The wearable device prompts patients suffering from Parkinson's disease in dealing with typical symptoms like drooling and freezing episodes, or when its time to take a prescribed medication or see their doctor.
Parkinson's disease causes motor dysfunction such as tremors, drooling, difficulty talking, impaired balance, stiffness and freezing – a feeling of being stuck in place and unable to move.
The symptoms are due to the loss of brain cells that contain dopamine, a chemical that controls movement and coordination.
Parkinson's is chronic and progressive, and data says between 7 and 10 million people worldwide suffer not only from symptoms but the social stigma associated with having the condition.
Health researchers at Newcastle University are testing Google Glass to assist patients in minimizing some of the more humiliating symptoms of Parkinson's such as drooling and freezing.
The wearable device with a computer-aided display can prompt a patient to speak or swallow to prevent drooling, aside from giving reminders when it is time to take a pill or go to a doctor's appointment.
Working with volunteers diagnosed with Parkinson's, the researchers say the participants were receptive to using the wearable device, and the seniors are working with the research group on how to make full use of its features.
One area they are looking at is how to utilize the sensors from Google Glass to one day prevent the phenomenon called freezing.
Parkinson's patients are prone to having freezing episodes when they start changing positions from sitting to standing, or when they are about to walk. Such awkward and embarrassing scenarios can affect patients so much that many of them get depressed, another symptom common among those who suffer from Parkinson's.
Google Glass' wearable device with its discreet prompts can help patients be aware of freezing triggers, make purposeful movements, listen to music, or see a display of an imaginary line to step over, all existing tips usually given to patients to avoid freezing.
“It is very early days – Glass is such new technology we are still learning how it might be used but the beauty of this research project is we are designing the apps and systems for Glass in collaboration with the users so the resulting applications should exactly meet their needs,”
Says Dr. John Vines, research lead at the Digital Interaction Group in Culture Lab of the University of Newcastle's School of Computing Science.
One such health app can monitor the symptoms and movements of Parkinson's disease patients. The app developed by the University of Queensland is
“part of a larger monitoring system that uses, among other things, micro-sensors worn on the body to monitor patients' movements and voice patterns,"
Says Dr. Jacki Liddle, from the UQ Centre for Clinical Research.
Google Glass' own sensor and voice-recognition technologies have the potential to work with these other technologies to help Parkinson's disease patients.
The report by the University of Newcastle will be presented at the ACM CHI Conference on Human Factors in Computing Systems later this month in Toronto, Canada, where similar studies using Google Glass will also be highlighted.
Already one of the most prominent wearable devices in development, Google Glass is shaping up to be more than a mass-market wearable computer it was designed to be.
Google glass is already being tested in other fields as varied as medicine, firefighting and oil exploration.

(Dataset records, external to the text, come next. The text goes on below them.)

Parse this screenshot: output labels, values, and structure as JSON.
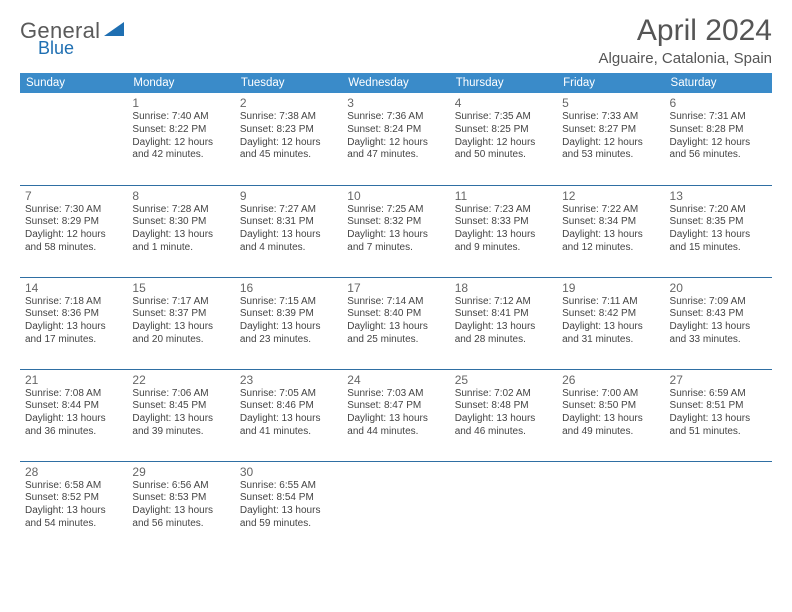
{
  "brand": {
    "part1": "General",
    "part2": "Blue"
  },
  "title": "April 2024",
  "location": "Alguaire, Catalonia, Spain",
  "colors": {
    "headerBg": "#3a8bc9",
    "headerText": "#ffffff",
    "rowDivider": "#2f6fa3",
    "bodyText": "#444444",
    "dayNum": "#666666",
    "titleText": "#555555",
    "logoGray": "#5a5a5a",
    "logoBlue": "#1f6fb2",
    "background": "#ffffff"
  },
  "fonts": {
    "title_pt": 30,
    "location_pt": 15,
    "header_pt": 11.5,
    "daynum_pt": 12,
    "cell_pt": 10
  },
  "dayHeaders": [
    "Sunday",
    "Monday",
    "Tuesday",
    "Wednesday",
    "Thursday",
    "Friday",
    "Saturday"
  ],
  "weeks": [
    [
      null,
      {
        "n": "1",
        "sr": "Sunrise: 7:40 AM",
        "ss": "Sunset: 8:22 PM",
        "d1": "Daylight: 12 hours",
        "d2": "and 42 minutes."
      },
      {
        "n": "2",
        "sr": "Sunrise: 7:38 AM",
        "ss": "Sunset: 8:23 PM",
        "d1": "Daylight: 12 hours",
        "d2": "and 45 minutes."
      },
      {
        "n": "3",
        "sr": "Sunrise: 7:36 AM",
        "ss": "Sunset: 8:24 PM",
        "d1": "Daylight: 12 hours",
        "d2": "and 47 minutes."
      },
      {
        "n": "4",
        "sr": "Sunrise: 7:35 AM",
        "ss": "Sunset: 8:25 PM",
        "d1": "Daylight: 12 hours",
        "d2": "and 50 minutes."
      },
      {
        "n": "5",
        "sr": "Sunrise: 7:33 AM",
        "ss": "Sunset: 8:27 PM",
        "d1": "Daylight: 12 hours",
        "d2": "and 53 minutes."
      },
      {
        "n": "6",
        "sr": "Sunrise: 7:31 AM",
        "ss": "Sunset: 8:28 PM",
        "d1": "Daylight: 12 hours",
        "d2": "and 56 minutes."
      }
    ],
    [
      {
        "n": "7",
        "sr": "Sunrise: 7:30 AM",
        "ss": "Sunset: 8:29 PM",
        "d1": "Daylight: 12 hours",
        "d2": "and 58 minutes."
      },
      {
        "n": "8",
        "sr": "Sunrise: 7:28 AM",
        "ss": "Sunset: 8:30 PM",
        "d1": "Daylight: 13 hours",
        "d2": "and 1 minute."
      },
      {
        "n": "9",
        "sr": "Sunrise: 7:27 AM",
        "ss": "Sunset: 8:31 PM",
        "d1": "Daylight: 13 hours",
        "d2": "and 4 minutes."
      },
      {
        "n": "10",
        "sr": "Sunrise: 7:25 AM",
        "ss": "Sunset: 8:32 PM",
        "d1": "Daylight: 13 hours",
        "d2": "and 7 minutes."
      },
      {
        "n": "11",
        "sr": "Sunrise: 7:23 AM",
        "ss": "Sunset: 8:33 PM",
        "d1": "Daylight: 13 hours",
        "d2": "and 9 minutes."
      },
      {
        "n": "12",
        "sr": "Sunrise: 7:22 AM",
        "ss": "Sunset: 8:34 PM",
        "d1": "Daylight: 13 hours",
        "d2": "and 12 minutes."
      },
      {
        "n": "13",
        "sr": "Sunrise: 7:20 AM",
        "ss": "Sunset: 8:35 PM",
        "d1": "Daylight: 13 hours",
        "d2": "and 15 minutes."
      }
    ],
    [
      {
        "n": "14",
        "sr": "Sunrise: 7:18 AM",
        "ss": "Sunset: 8:36 PM",
        "d1": "Daylight: 13 hours",
        "d2": "and 17 minutes."
      },
      {
        "n": "15",
        "sr": "Sunrise: 7:17 AM",
        "ss": "Sunset: 8:37 PM",
        "d1": "Daylight: 13 hours",
        "d2": "and 20 minutes."
      },
      {
        "n": "16",
        "sr": "Sunrise: 7:15 AM",
        "ss": "Sunset: 8:39 PM",
        "d1": "Daylight: 13 hours",
        "d2": "and 23 minutes."
      },
      {
        "n": "17",
        "sr": "Sunrise: 7:14 AM",
        "ss": "Sunset: 8:40 PM",
        "d1": "Daylight: 13 hours",
        "d2": "and 25 minutes."
      },
      {
        "n": "18",
        "sr": "Sunrise: 7:12 AM",
        "ss": "Sunset: 8:41 PM",
        "d1": "Daylight: 13 hours",
        "d2": "and 28 minutes."
      },
      {
        "n": "19",
        "sr": "Sunrise: 7:11 AM",
        "ss": "Sunset: 8:42 PM",
        "d1": "Daylight: 13 hours",
        "d2": "and 31 minutes."
      },
      {
        "n": "20",
        "sr": "Sunrise: 7:09 AM",
        "ss": "Sunset: 8:43 PM",
        "d1": "Daylight: 13 hours",
        "d2": "and 33 minutes."
      }
    ],
    [
      {
        "n": "21",
        "sr": "Sunrise: 7:08 AM",
        "ss": "Sunset: 8:44 PM",
        "d1": "Daylight: 13 hours",
        "d2": "and 36 minutes."
      },
      {
        "n": "22",
        "sr": "Sunrise: 7:06 AM",
        "ss": "Sunset: 8:45 PM",
        "d1": "Daylight: 13 hours",
        "d2": "and 39 minutes."
      },
      {
        "n": "23",
        "sr": "Sunrise: 7:05 AM",
        "ss": "Sunset: 8:46 PM",
        "d1": "Daylight: 13 hours",
        "d2": "and 41 minutes."
      },
      {
        "n": "24",
        "sr": "Sunrise: 7:03 AM",
        "ss": "Sunset: 8:47 PM",
        "d1": "Daylight: 13 hours",
        "d2": "and 44 minutes."
      },
      {
        "n": "25",
        "sr": "Sunrise: 7:02 AM",
        "ss": "Sunset: 8:48 PM",
        "d1": "Daylight: 13 hours",
        "d2": "and 46 minutes."
      },
      {
        "n": "26",
        "sr": "Sunrise: 7:00 AM",
        "ss": "Sunset: 8:50 PM",
        "d1": "Daylight: 13 hours",
        "d2": "and 49 minutes."
      },
      {
        "n": "27",
        "sr": "Sunrise: 6:59 AM",
        "ss": "Sunset: 8:51 PM",
        "d1": "Daylight: 13 hours",
        "d2": "and 51 minutes."
      }
    ],
    [
      {
        "n": "28",
        "sr": "Sunrise: 6:58 AM",
        "ss": "Sunset: 8:52 PM",
        "d1": "Daylight: 13 hours",
        "d2": "and 54 minutes."
      },
      {
        "n": "29",
        "sr": "Sunrise: 6:56 AM",
        "ss": "Sunset: 8:53 PM",
        "d1": "Daylight: 13 hours",
        "d2": "and 56 minutes."
      },
      {
        "n": "30",
        "sr": "Sunrise: 6:55 AM",
        "ss": "Sunset: 8:54 PM",
        "d1": "Daylight: 13 hours",
        "d2": "and 59 minutes."
      },
      null,
      null,
      null,
      null
    ]
  ]
}
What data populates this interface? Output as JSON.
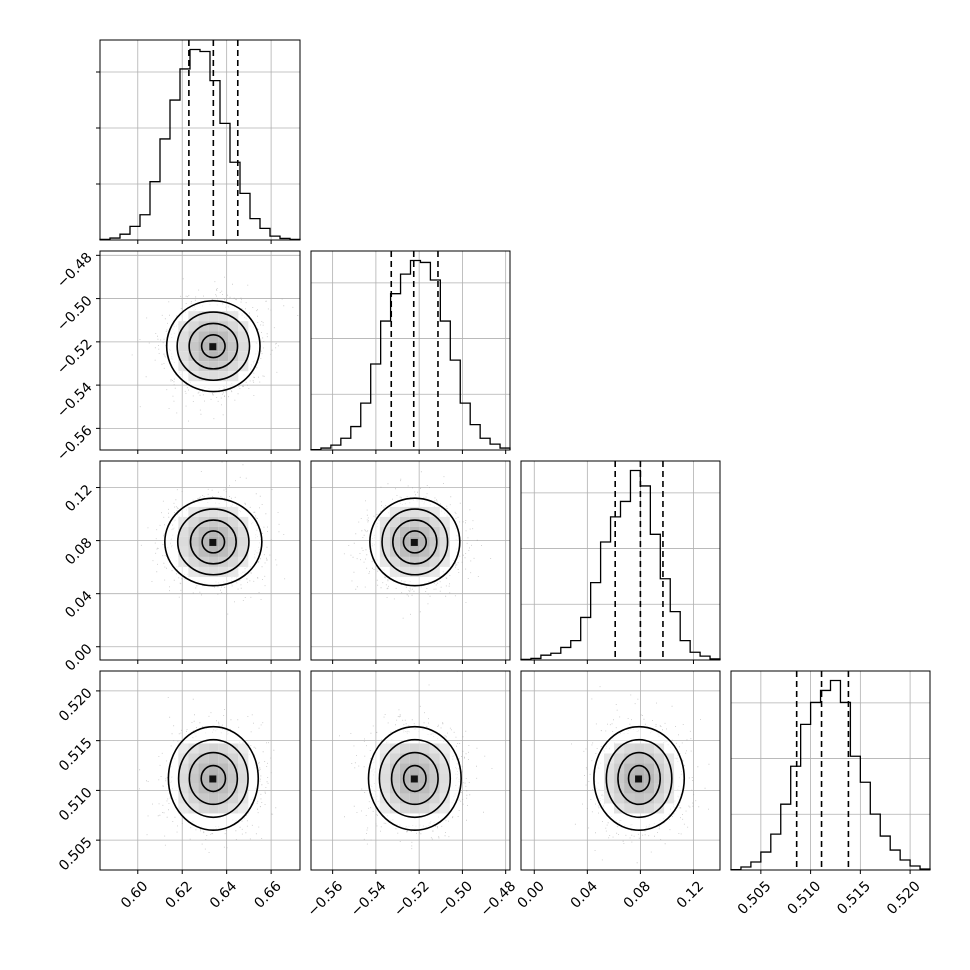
{
  "chart_data": {
    "type": "corner",
    "title": "",
    "parameters": [
      {
        "name": "",
        "range": [
          0.583,
          0.673
        ],
        "ticks": [
          0.6,
          0.62,
          0.64,
          0.66
        ],
        "tick_labels": [
          "0.60",
          "0.62",
          "0.64",
          "0.66"
        ],
        "quantiles": [
          0.623,
          0.634,
          0.645
        ],
        "histogram": [
          0.3,
          1,
          3,
          7,
          13,
          30,
          52,
          72,
          88,
          98,
          97,
          82,
          60,
          40,
          24,
          11,
          6,
          2,
          0.8,
          0.3
        ]
      },
      {
        "name": "",
        "range": [
          -0.57,
          -0.478
        ],
        "ticks": [
          -0.56,
          -0.54,
          -0.52,
          -0.5,
          -0.48
        ],
        "tick_labels": [
          "−0.56",
          "−0.54",
          "−0.52",
          "−0.50",
          "−0.48"
        ],
        "quantiles": [
          -0.5329,
          -0.5225,
          -0.5113
        ],
        "histogram": [
          0.2,
          1,
          2.5,
          6,
          12,
          24,
          44,
          66,
          80,
          90,
          97,
          96,
          87,
          66,
          46,
          24,
          13,
          6,
          3,
          1
        ]
      },
      {
        "name": "",
        "range": [
          -0.01,
          0.14
        ],
        "ticks": [
          0,
          0.04,
          0.08,
          0.12
        ],
        "tick_labels": [
          "0.00",
          "0.04",
          "0.08",
          "0.12"
        ],
        "quantiles": [
          0.061,
          0.08,
          0.097
        ],
        "histogram": [
          0.3,
          0.8,
          2.5,
          3.5,
          6.5,
          10,
          22,
          40,
          61,
          74,
          82,
          98,
          90,
          65,
          42,
          25,
          10,
          4,
          2,
          0.6
        ]
      },
      {
        "name": "",
        "range": [
          0.502,
          0.522
        ],
        "ticks": [
          0.505,
          0.51,
          0.515,
          0.52
        ],
        "tick_labels": [
          "0.505",
          "0.510",
          "0.515",
          "0.520"
        ],
        "quantiles": [
          0.5086,
          0.5111,
          0.5138
        ],
        "histogram": [
          0.2,
          1.5,
          4,
          9,
          18,
          33,
          52,
          73,
          84,
          90,
          95,
          84,
          57,
          44,
          28,
          17,
          10,
          5,
          2,
          0.5
        ]
      }
    ],
    "pairs": [
      {
        "x_param": 0,
        "y_param": 1,
        "center": [
          0.634,
          -0.522
        ],
        "sigma": [
          0.0105,
          0.0105
        ]
      },
      {
        "x_param": 0,
        "y_param": 2,
        "center": [
          0.634,
          0.079
        ],
        "sigma": [
          0.0105,
          0.0165
        ]
      },
      {
        "x_param": 1,
        "y_param": 2,
        "center": [
          -0.522,
          0.079
        ],
        "sigma": [
          0.0105,
          0.0165
        ]
      },
      {
        "x_param": 0,
        "y_param": 3,
        "center": [
          0.634,
          0.5112
        ],
        "sigma": [
          0.0105,
          0.0026
        ]
      },
      {
        "x_param": 1,
        "y_param": 3,
        "center": [
          -0.522,
          0.5112
        ],
        "sigma": [
          0.0105,
          0.0026
        ]
      },
      {
        "x_param": 2,
        "y_param": 3,
        "center": [
          0.079,
          0.5112
        ],
        "sigma": [
          0.0165,
          0.0026
        ]
      }
    ],
    "contour_levels_sigma": [
      0.5,
      1.0,
      1.5,
      2.0
    ],
    "grid": true,
    "colors": {
      "line": "#000000",
      "grid": "#b0b0b0",
      "scatter": "#9a9a9a"
    }
  }
}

For example, emergency room doctors at Beth Israel Deaconess Medical Center in Boston are using Google Glass to help retrieve medical files from computers and display them on the wearable device's screen.
The hospital is partnering with Wearable Intelligence who developed enterprise software using Google Glass to improve the performance of hospital workers. By scanning Quick Response or QR codes with Google Glass, doctors there can quickly diagnose or treat a patient without losing much eye contact with the patient at the bedside instead of poring over a computer terminal.
Surgeons are also using Google Glass to see MRI scans and stream live video feeds to teach residents and collaborate with foreign colleagues.